TSK İÇ HİZMET KANUNU MADDE 14:
Ast; amir ve üstüne umumi adap ve askeri usullere uygun tam bir hürmet görtermeye, amirlerine mutlak surette itaate ve kanun ve nizamlarda gösterilen hallerde de üstlerine mutlak itaate mecburdur.

Tüm TSK mensupları bu kanuna göre amirlere boyun eğmek zorundadır. Yani her bir ast bu madde ışığında üstünün vereceği her türlü ama her türlü emri uygulamakla, verilen emri asla sorgulamamakla görevlidir. Kanunun deyimiyle bu MECBURDUR. 

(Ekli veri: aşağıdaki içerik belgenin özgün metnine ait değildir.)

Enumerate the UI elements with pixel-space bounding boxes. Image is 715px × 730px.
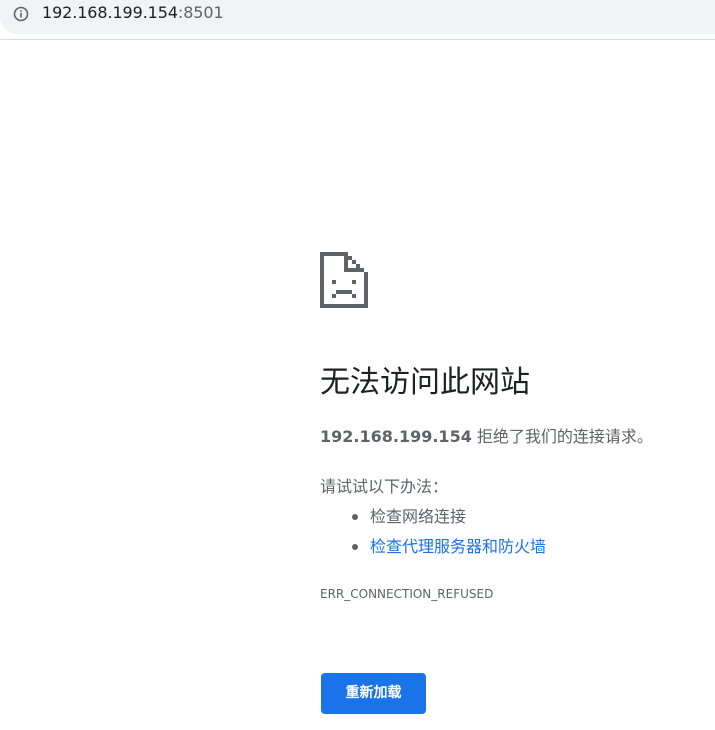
url-host: 192.168.199.154	[42, 3, 178, 22]
bullet-icon	[352, 544, 358, 550]
toolbar-divider	[0, 39, 715, 40]
bullet-icon	[352, 514, 358, 520]
url-text[interactable]: 192.168.199.154:8501	[42, 3, 224, 23]
sad-page-icon	[320, 252, 368, 308]
error-code: ERR_CONNECTION_REFUSED	[320, 587, 494, 601]
suggestions-list: 检查网络连接 检查代理服务器和防火墙	[352, 504, 546, 564]
url-port: :8501	[177, 3, 224, 22]
suggestion-check-network: 检查网络连接	[352, 504, 546, 534]
address-bar[interactable]: 192.168.199.154:8501	[0, 0, 715, 34]
suggestions-heading: 请试试以下办法：	[320, 477, 449, 496]
error-message: 192.168.199.154 拒绝了我们的连接请求。	[320, 426, 653, 448]
error-title: 无法访问此网站	[320, 365, 530, 400]
info-icon[interactable]	[13, 6, 29, 22]
check-proxy-firewall-link[interactable]: 检查代理服务器和防火墙	[370, 537, 546, 556]
error-host: 192.168.199.154	[320, 427, 472, 446]
error-message-text: 拒绝了我们的连接请求。	[471, 427, 653, 446]
suggestion-label: 检查网络连接	[370, 507, 467, 526]
suggestion-check-proxy[interactable]: 检查代理服务器和防火墙	[352, 534, 546, 564]
reload-button[interactable]: 重新加载	[321, 673, 426, 714]
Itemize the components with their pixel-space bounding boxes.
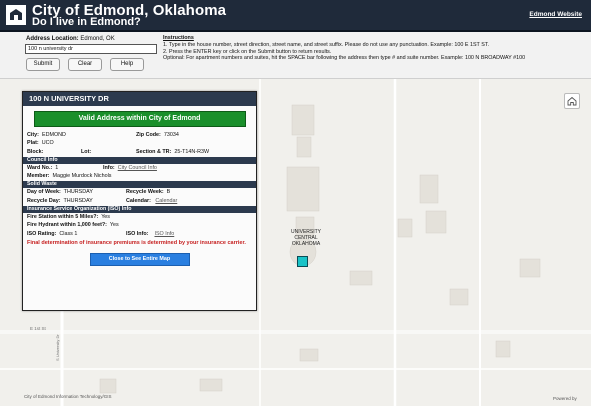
recycle-day-row: Recycle Day: THURSDAY Calendar: Calendar: [23, 197, 256, 205]
submit-button[interactable]: Submit: [26, 58, 60, 71]
day-of-week-value: THURSDAY: [63, 189, 93, 196]
campus-label-line-3: OKLAHOMA: [291, 241, 321, 247]
address-location-value: Edmond, OK: [80, 36, 115, 42]
iso-info-link[interactable]: ISO Info: [154, 231, 174, 237]
block-row: Block: Lot: Section & TR: 25-T14N-R3W: [23, 148, 256, 156]
block-label: Block:: [27, 148, 44, 155]
iso-rating-row: ISO Rating: Class 1 ISO Info: ISO Info: [23, 230, 256, 238]
city-label: City:: [27, 132, 39, 138]
iso-rating-label: ISO Rating:: [27, 230, 57, 237]
instructions-title: Instructions: [163, 35, 194, 41]
home-icon: [567, 96, 577, 106]
search-panel: Address Location: Edmond, OK 100 n unive…: [0, 32, 591, 79]
panel-title: 100 N UNIVERSITY DR: [23, 92, 256, 106]
member-value: Maggie Murdock Nichols: [52, 173, 112, 180]
clear-button[interactable]: Clear: [68, 58, 102, 71]
city-council-info-link[interactable]: City Council Info: [118, 165, 157, 171]
plat-value: UCO: [41, 140, 54, 147]
day-of-week-row: Day of Week: THURSDAY Recycle Week: B: [23, 188, 256, 196]
city-value: EDMOND: [41, 132, 66, 138]
lot-label: Lot:: [81, 148, 92, 155]
zip-label: Zip Code:: [136, 132, 161, 138]
edmond-website-link[interactable]: Edmond Website: [529, 11, 582, 18]
recycle-day-value: THURSDAY: [63, 197, 93, 204]
fire-station-row: Fire Station within 5 Miles?: Yes: [23, 213, 256, 221]
fire-hydrant-label: Fire Hydrant within 1,000 feet?:: [27, 222, 107, 229]
recycle-week-label: Recycle Week:: [126, 189, 164, 196]
home-button[interactable]: [564, 93, 580, 109]
close-panel-button[interactable]: Close to See Entire Map: [89, 252, 190, 266]
iso-info-label: ISO Info:: [126, 230, 149, 237]
fire-hydrant-row: Fire Hydrant within 1,000 feet?: Yes: [23, 221, 256, 229]
ward-value: 1: [55, 164, 59, 171]
plat-label: Plat:: [27, 140, 39, 147]
help-button[interactable]: Help: [110, 58, 144, 71]
fire-station-value: Yes: [101, 214, 110, 221]
insurance-warning: Final determination of insurance premium…: [27, 239, 246, 246]
city-row: City: EDMOND Zip Code: 73034: [23, 131, 256, 139]
zip-value: 73034: [163, 132, 179, 138]
street-label-university: S University Dr: [55, 334, 60, 361]
city-logo-icon: [6, 5, 26, 25]
location-marker[interactable]: [297, 256, 308, 267]
iso-rating-value: Class 1: [59, 230, 78, 237]
street-label-e-1st-st: E 1st St: [30, 326, 46, 331]
address-location-title: Address Location:: [26, 36, 79, 42]
campus-label: UNIVERSITY CENTRAL OKLAHOMA: [291, 229, 321, 247]
council-info-header: Council Info: [23, 156, 256, 164]
section-label: Section & TR:: [136, 148, 172, 155]
solid-waste-header: Solid Waste: [23, 181, 256, 189]
app-header: City of Edmond, Oklahoma Do I live in Ed…: [0, 0, 591, 32]
ward-row: Ward No.: 1 Info: City Council Info: [23, 164, 256, 172]
day-of-week-label: Day of Week:: [27, 189, 61, 196]
plat-row: Plat: UCO: [23, 139, 256, 147]
address-info-panel: 100 N UNIVERSITY DR Valid Address within…: [22, 91, 257, 311]
address-location-label: Address Location: Edmond, OK: [26, 36, 115, 42]
fire-hydrant-value: Yes: [109, 222, 119, 229]
ward-label: Ward No.:: [27, 164, 53, 171]
calendar-link[interactable]: Calendar: [155, 198, 177, 204]
section-value: 25-T14N-R3W: [174, 148, 210, 155]
calendar-label: Calendar:: [126, 197, 151, 204]
instructions: Instructions 1. Type in the house number…: [163, 35, 583, 62]
member-row: Member: Maggie Murdock Nichols: [23, 172, 256, 180]
instruction-line-1: 1. Type in the house number, street dire…: [163, 41, 490, 48]
recycle-week-value: B: [166, 189, 171, 196]
fire-station-label: Fire Station within 5 Miles?:: [27, 214, 99, 221]
address-input[interactable]: 100 n university dr: [25, 44, 157, 54]
info-label: Info:: [103, 164, 115, 171]
instruction-line-2: 2. Press the ENTER key or click on the S…: [163, 48, 332, 55]
powered-by: Powered by: [553, 396, 577, 401]
recycle-day-label: Recycle Day:: [27, 197, 61, 204]
member-label: Member:: [27, 173, 50, 180]
map-attribution: City of Edmond Information Technology/GI…: [24, 394, 112, 399]
instruction-line-3: Optional: For apartment numbers and suit…: [163, 55, 526, 62]
page-subtitle: Do I live in Edmond?: [32, 16, 141, 28]
valid-address-banner: Valid Address within City of Edmond: [33, 111, 246, 127]
iso-info-header: Insurance Service Organization (ISO) Inf…: [23, 206, 256, 214]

"İtaat" kelimesinin kökeni:
Arapça ṭwˁ kökünden gelen iṭāˁa(t) إطاعة  "boyun eğme, tav olma" sözcüğünden alıntıdır. Arapça sözcük Arapça ṭāˁa طَاعَ  "boyun eğdi" fiilinin ifˁāla(t) vezninde (IV) masdarıdır. - Nişanyan sözlük

Sarıkamış'taki askerler de bu şekilde mutlak bir hürmet ve itaatle görevlerine gittiler. Asla sorgulamadılar başlarına gelecekleri. Emir verildi ve gittiler. Görülüyor ki Sarıkamış'tan yüz küsür sene sonra bile geçmişin hataları hala tekrarlanıyor.

Ahlak dışı emirler, insan üstü görevlerle çalıştırılan astlar, üstlerin kölesidir ülkemizde. Bir tren kazasında bile yalnızca ray kontrolcü telsizcilerinin yargılanıyor olması da bu yüzdendir. Onlara insan üstü çalışma emrini veren, sinyalizasyon aletlerini kullanmayı bile akıl etmeyen amirler asla ama asla sorumlu tutulamazlar.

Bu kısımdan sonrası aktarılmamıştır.